"You saved me..." he said. And then I was floating in dark, water. I couldn't see anything, couldn't feel, taste, or smell anything, and the only thing I could hear was the growing roaring in my ears...but I think I was making that sound up myself. It was all psychological, really. I knew I must be dead, but my subconscious hadn't grasped that yet. I worked on relaxing enough to actually pass on, trying to convince myself I was dead, that it was all finally over...and that Nick was safe.

Oh, Nick. I'm so sorry I made you go through all of that for no reason at all...I never meant to kill you...not really. I just wanted to ruff you up...make you hurt! Hurt like I hurted everyday!! I wanted to make you hurt for calling me broken...because you were right, and God damn it, you knew it. You were cocky about it, I remember. And then you said that smart-ass comment!!! I was so...so angry. Not at you, really, at the irony of the moment. There you were, lying on the ground covered in your own blood, and yet, you still called me the broken one!! And you were STILL fucking right!

It doesn't matter now, though, because I'm dead, and I will never cause you pain again, I promise. I promise you that, Nick. Just, please do me one thing. There's only one thing in this whole world that I need now, and I need it from you...take care of Victor. Make sure he does not grieve for me for too long. I'm done causing him pain, too. Make sure he grows up to be more like you, Nick, and less like me. That's all I need from you, and I can pass in peace. I know you will do this for me, because you are a good person.

I wish I could've known you, so that you could have saved me, instead of me saving you from myself. Maybe, if we had had more time, we would've become friends. I could've been a better person, and lived. But, it's much too late to grieve for myself and my wasted life now. There's no point to it! I just hope you can keep being the good person you are. And I hope I can find the peace I need now.

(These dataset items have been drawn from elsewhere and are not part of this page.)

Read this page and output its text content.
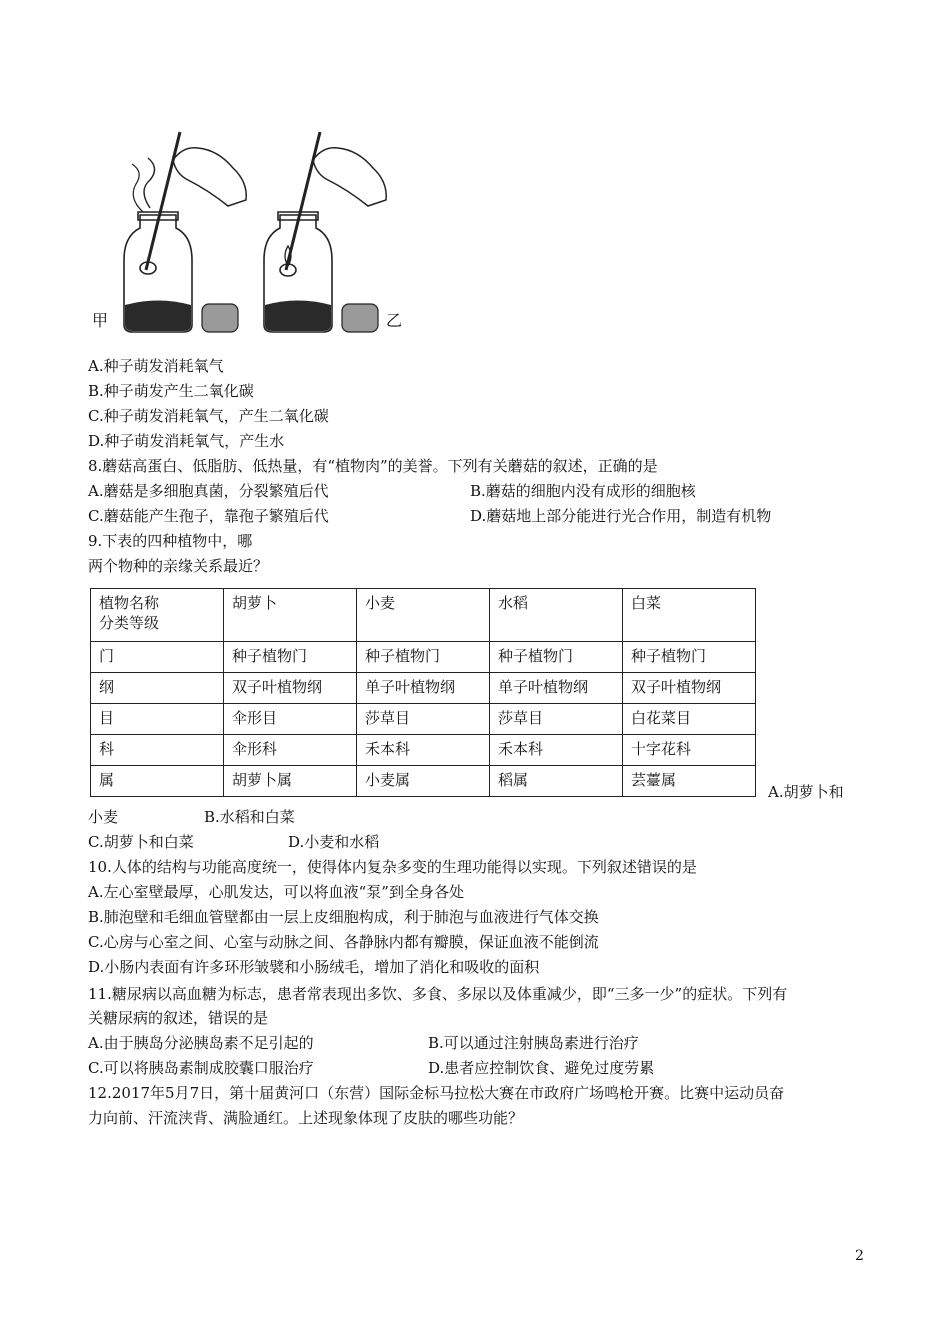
甲	乙
A.种子萌发消耗氧气
B.种子萌发产生二氧化碳
C.种子萌发消耗氧气，产生二氧化碳
D.种子萌发消耗氧气，产生水
8.蘑菇高蛋白、低脂肪、低热量，有“植物肉”的美誉。下列有关蘑菇的叙述，正确的是
A.蘑菇是多细胞真菌，分裂繁殖后代	B.蘑菇的细胞内没有成形的细胞核
C.蘑菇能产生孢子，靠孢子繁殖后代	D.蘑菇地上部分能进行光合作用，制造有机物
9.下表的四种植物中，哪
两个物种的亲缘关系最近？
植物名称
分类等级	胡萝卜	小麦	水稻	白菜
门	种子植物门	种子植物门	种子植物门	种子植物门
纲	双子叶植物纲	单子叶植物纲	单子叶植物纲	双子叶植物纲
目	伞形目	莎草目	莎草目	白花菜目
科	伞形科	禾本科	禾本科	十字花科
属	胡萝卜属	小麦属	稻属	芸薹属
A.胡萝卜和
小麦	B.水稻和白菜
C.胡萝卜和白菜	D.小麦和水稻
10.人体的结构与功能高度统一，使得体内复杂多变的生理功能得以实现。下列叙述错误的是
A.左心室壁最厚，心肌发达，可以将血液“泵”到全身各处
B.肺泡壁和毛细血管壁都由一层上皮细胞构成，利于肺泡与血液进行气体交换
C.心房与心室之间、心室与动脉之间、各静脉内都有瓣膜，保证血液不能倒流
D.小肠内表面有许多环形皱襞和小肠绒毛，增加了消化和吸收的面积
11.糖尿病以高血糖为标志，患者常表现出多饮、多食、多尿以及体重减少，即“三多一少”的症状。下列有
关糖尿病的叙述，错误的是
A.由于胰岛分泌胰岛素不足引起的	B.可以通过注射胰岛素进行治疗
C.可以将胰岛素制成胶囊口服治疗	D.患者应控制饮食、避免过度劳累
12.2017年5月7日，第十届黄河口（东营）国际金标马拉松大赛在市政府广场鸣枪开赛。比赛中运动员奋
力向前、汗流浃背、满脸通红。上述现象体现了皮肤的哪些功能？
2
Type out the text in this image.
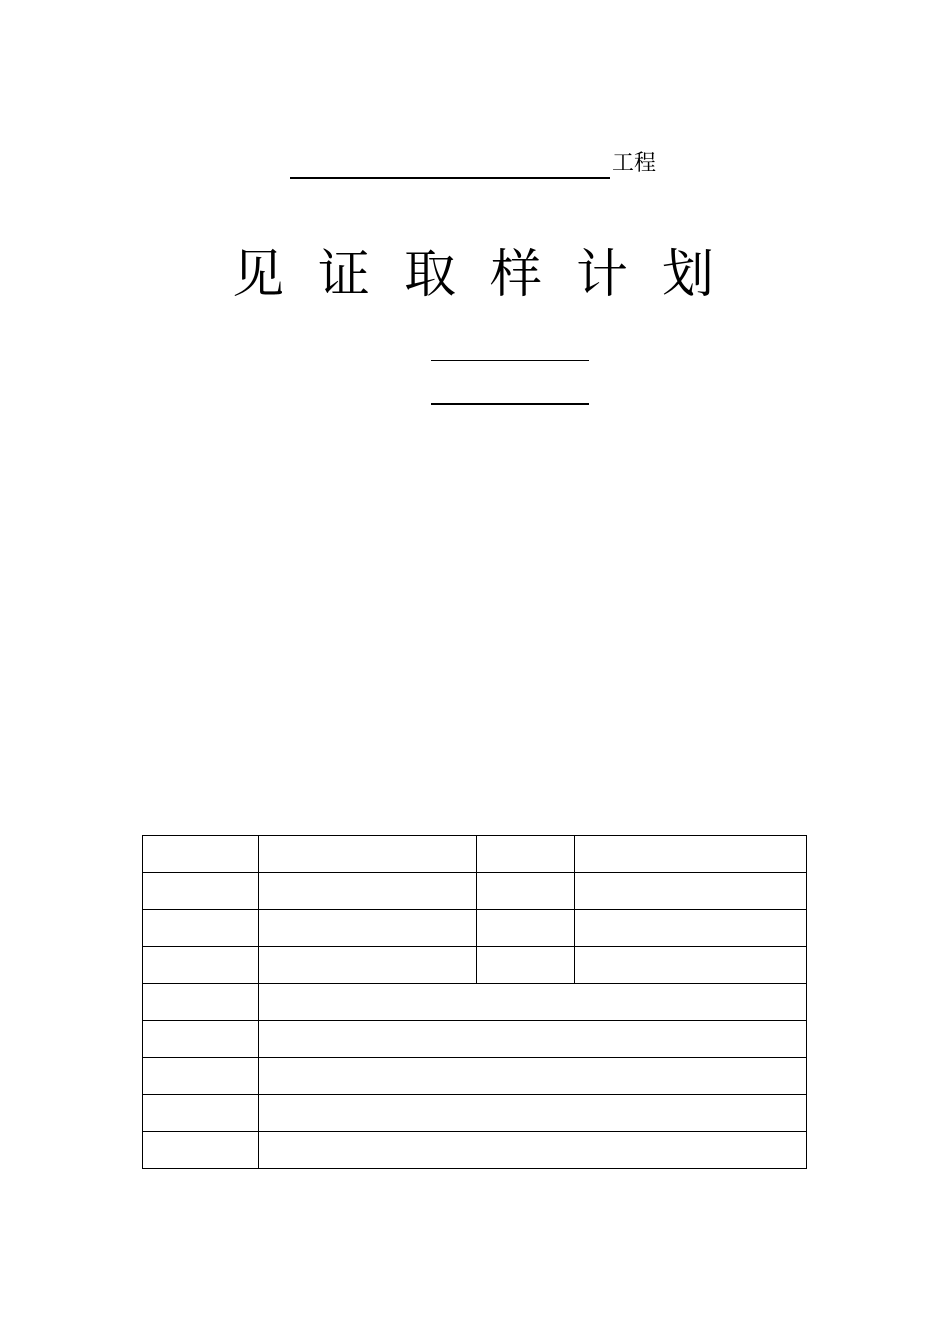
工程
见证取样计划
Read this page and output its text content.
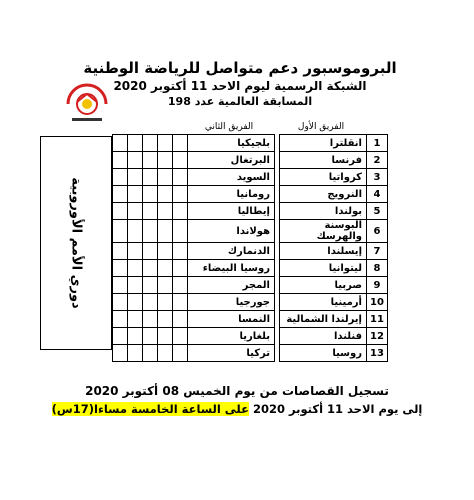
البروموسبور دعم متواصل للرياضة الوطنية
الشبكة الرسمية ليوم الاحد 11 أكتوبر 2020
المسابقة العالمية عدد 198
دوري الأمم الأوروبية
	الفريق الأول		الفريق الثاني					
1	انقلترا		بلجيكيا					
2	فرنسا		البرتغال					
3	كرواتيا		السويد					
4	النرويج		رومانيا					
5	بولندا		إيطاليا					
6	البوسنة والهرسك		هولاندا					
7	إيسلندا		الدنمارك					
8	ليتوانيا		روسيا البيضاء					
9	صربيا		المجر					
10	أرمينيا		جورجيا					
11	إيرلندا الشمالية		النمسا					
12	فنلندا		بلغاريا					
13	روسيا		تركيا					
تسجيل القصاصات من يوم الخميس 08 أكتوبر 2020
إلى يوم الاحد 11 أكتوبر 2020 على الساعة الخامسة مساءا(17س)
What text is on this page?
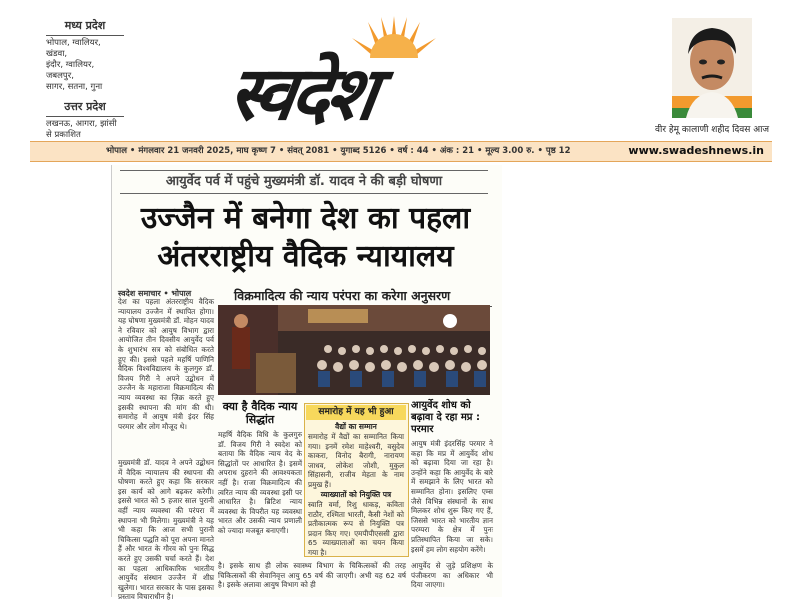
मध्य प्रदेश
भोपाल, ग्वालियर, खंडवा,
इंदौर, ग्वालियर, जबलपुर,
सागर, सतना, गुना
उत्तर प्रदेश
लखनऊ, आगरा, झांसी
से प्रकाशित	स्वदेश	वीर हेमू कालाणी शहीद दिवस आज
भोपाल • मंगलवार 21 जनवरी 2025, माघ कृष्ण 7 • संवत् 2081 • युगाब्द 5126 • वर्ष : 44 • अंक : 21 • मूल्य 3.00 रु. • पृष्ठ 12	www.swadeshnews.in
आयुर्वेद पर्व में पहुंचे मुख्यमंत्री डॉ. यादव ने की बड़ी घोषणा
उज्जैन में बनेगा देश का पहला
अंतरराष्ट्रीय वैदिक न्यायालय
स्वदेश समाचार • भोपाल	विक्रमादित्य की न्याय परंपरा का करेगा अनुसरण
देश का पहला अंतरराष्ट्रीय वैदिक न्यायालय उज्जैन में स्थापित होगा। यह घोषणा मुख्यमंत्री डॉ. मोहन यादव ने रविवार को आयुष विभाग द्वारा आयोजित तीन दिवसीय आयुर्वेद पर्व के शुभारंभ सत्र को संबोधित करते हुए की। इससे पहले महर्षि पाणिनि वैदिक विश्वविद्यालय के कुलगुरु डॉ. विजय गिरी ने अपने उद्बोधन में उज्जैन के महाराजा विक्रमादित्य की न्याय व्यवस्था का ज़िक्र करते हुए इसकी स्थापना की मांग की थी। समारोह में आयुष मंत्री इंदर सिंह परमार और लोग मौजूद थे।
मुख्यमंत्री डॉ. यादव ने अपने उद्बोधन में वैदिक न्यायालय की स्थापना की घोषणा करते हुए कहा कि सरकार इस कार्य को आगे बढ़कर करेगी। इससे भारत को 5 हजार साल पुरानी वहीं न्याय व्यवस्था की परंपरा में स्थापना भी मिलेगा। मुख्यमंत्री ने यह भी कहा कि आज सभी पुरानी चिकित्सा पद्धति को पूरा अपना मानते हैं और भारत के गौरव को पुनः सिद्ध करते हुए उसकी चर्चा करते हैं। देश का पहला आधिकारिक भारतीय आयुर्वेद संस्थान उज्जैन में शीघ्र खुलेगा। भारत सरकार के पास इसका प्रस्ताव विचाराधीन है।
क्या है वैदिक न्याय सिद्धांत
महर्षि वैदिक विधि के कुलगुरु डॉ. विजय गिरी ने स्वदेश को बताया कि वैदिक न्याय वेद के सिद्धांतों पर आधारित है। इसमें अपराध दुहराने की आवश्यकता नहीं है। राजा विक्रमादित्य की त्वरित न्याय की व्यवस्था इसी पर आधारित है। ब्रिटिश न्याय व्यवस्था के विपरीत यह व्यवस्था भारत और उसकी न्याय प्रणाली को ज्यादा मजबूत बनाएगी।
समारोह में यह भी हुआ
वैद्यों का सम्मान
समारोह में वैद्यों का सम्मानित किया गया। इनमें रमेश माहेश्वरी, वसुदेव काकरा, विनोद बैरागी, नारायण जाधव, लोकेश जोशी, मुकुल सिंहासनी, राजीव मेहता के नाम प्रमुख हैं।
व्याख्यातों को नियुक्ति पत्र
स्वाति वर्मा, रिशु धाकड़, कविता राठौर, रश्मिता भारती, कैसी नेशों को प्रतीकात्मक रूप से नियुक्ति पत्र प्रदान किए गए। एमपीपीएससी द्वारा 65 व्याख्याताओं का चयन किया गया है।
आयुर्वेद शोध को बढ़ावा दे रहा मप्र : परमार
आयुष मंत्री इंदरसिंह परमार ने कहा कि मप्र में आयुर्वेद शोध को बढ़ावा दिया जा रहा है। उन्होंने कहा कि आयुर्वेद के बारे में समझाने के लिए भारत को सम्मानित होना। इसलिए एम्स जैसे विभिन्न संस्थानों के साथ मिलकर शोध शुरू किए गए हैं, जिससे भारत को भारतीय ज्ञान परम्परा के क्षेत्र में पुनः प्रतिस्थापित किया जा सके। इसमें हम लोग सहयोग करेंगे।
है। इसके साथ ही लोक स्वास्थ्य विभाग के चिकित्सकों की तरह चिकित्सकों की सेवानिवृत्त आयु 65 वर्ष की जाएगी। अभी यह 62 वर्ष है। इसके अलावा आयुष विभाग को ही
आयुर्वेद से जुड़े प्रशिक्षण के पंजीकरण का अधिकार भी दिया जाएगा।
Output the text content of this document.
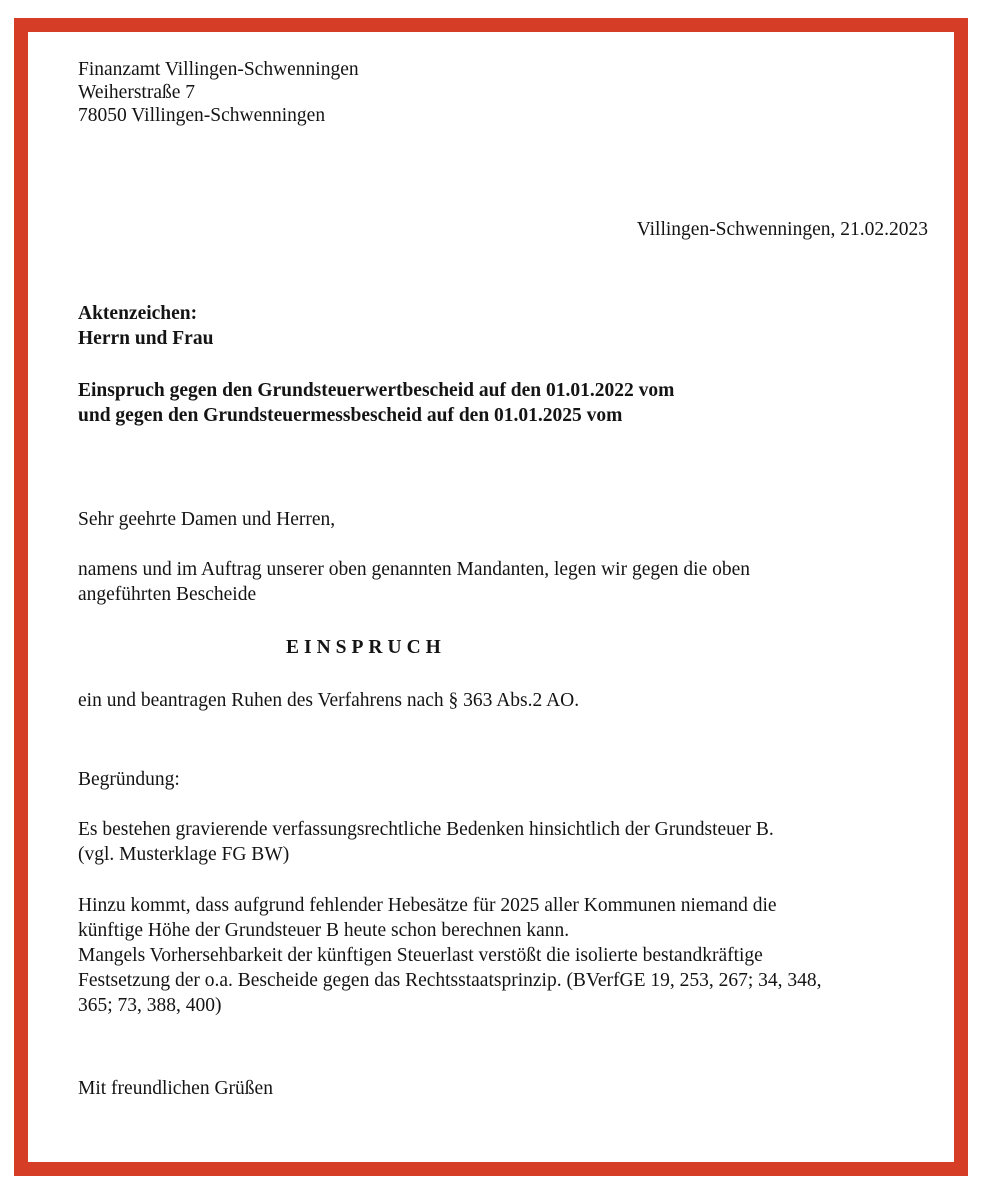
Finanzamt Villingen-Schwenningen
Weiherstraße 7
78050 Villingen-Schwenningen
Villingen-Schwenningen, 21.02.2023
Aktenzeichen:
Herrn und Frau
Einspruch gegen den Grundsteuerwertbescheid auf den 01.01.2022 vom
und gegen den Grundsteuermessbescheid auf den 01.01.2025 vom
Sehr geehrte Damen und Herren,
namens und im Auftrag unserer oben genannten Mandanten, legen wir gegen die oben
angeführten Bescheide
EINSPRUCH
ein und beantragen Ruhen des Verfahrens nach § 363 Abs.2 AO.
Begründung:
Es bestehen gravierende verfassungsrechtliche Bedenken hinsichtlich der Grundsteuer B.
(vgl. Musterklage FG BW)
Hinzu kommt, dass aufgrund fehlender Hebesätze für 2025 aller Kommunen niemand die
künftige Höhe der Grundsteuer B heute schon berechnen kann.
Mangels Vorhersehbarkeit der künftigen Steuerlast verstößt die isolierte bestandkräftige
Festsetzung der o.a. Bescheide gegen das Rechtsstaatsprinzip. (BVerfGE 19, 253, 267; 34, 348,
365; 73, 388, 400)
Mit freundlichen Grüßen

Wait a minute! Wait! I can see something now! I see...a room...Oh! I'm lying down, looking at the ceiling! I must still be in the hospital! I'm not dead! This is...so weird! I thought for sure I was going to die! The hospital must have saved me! There's a doctor, he'll explain what happened. "Hello? Can you tell me what happened to me?" That's odd. He just ignored me. Why did he ignore me? I'll just go get his attention. Hey, my bullet wound's gone! Oh well, I will ask this doctor how long I've been out. "Hey? What's going on right now? How long have I been unconscious? Hello? Hello?! Why are you ignoring me?!" Why would he ignore me? I poke him, he doesn't even flinch! I shout, he says nothing! What could this mean?! Wait...oh God!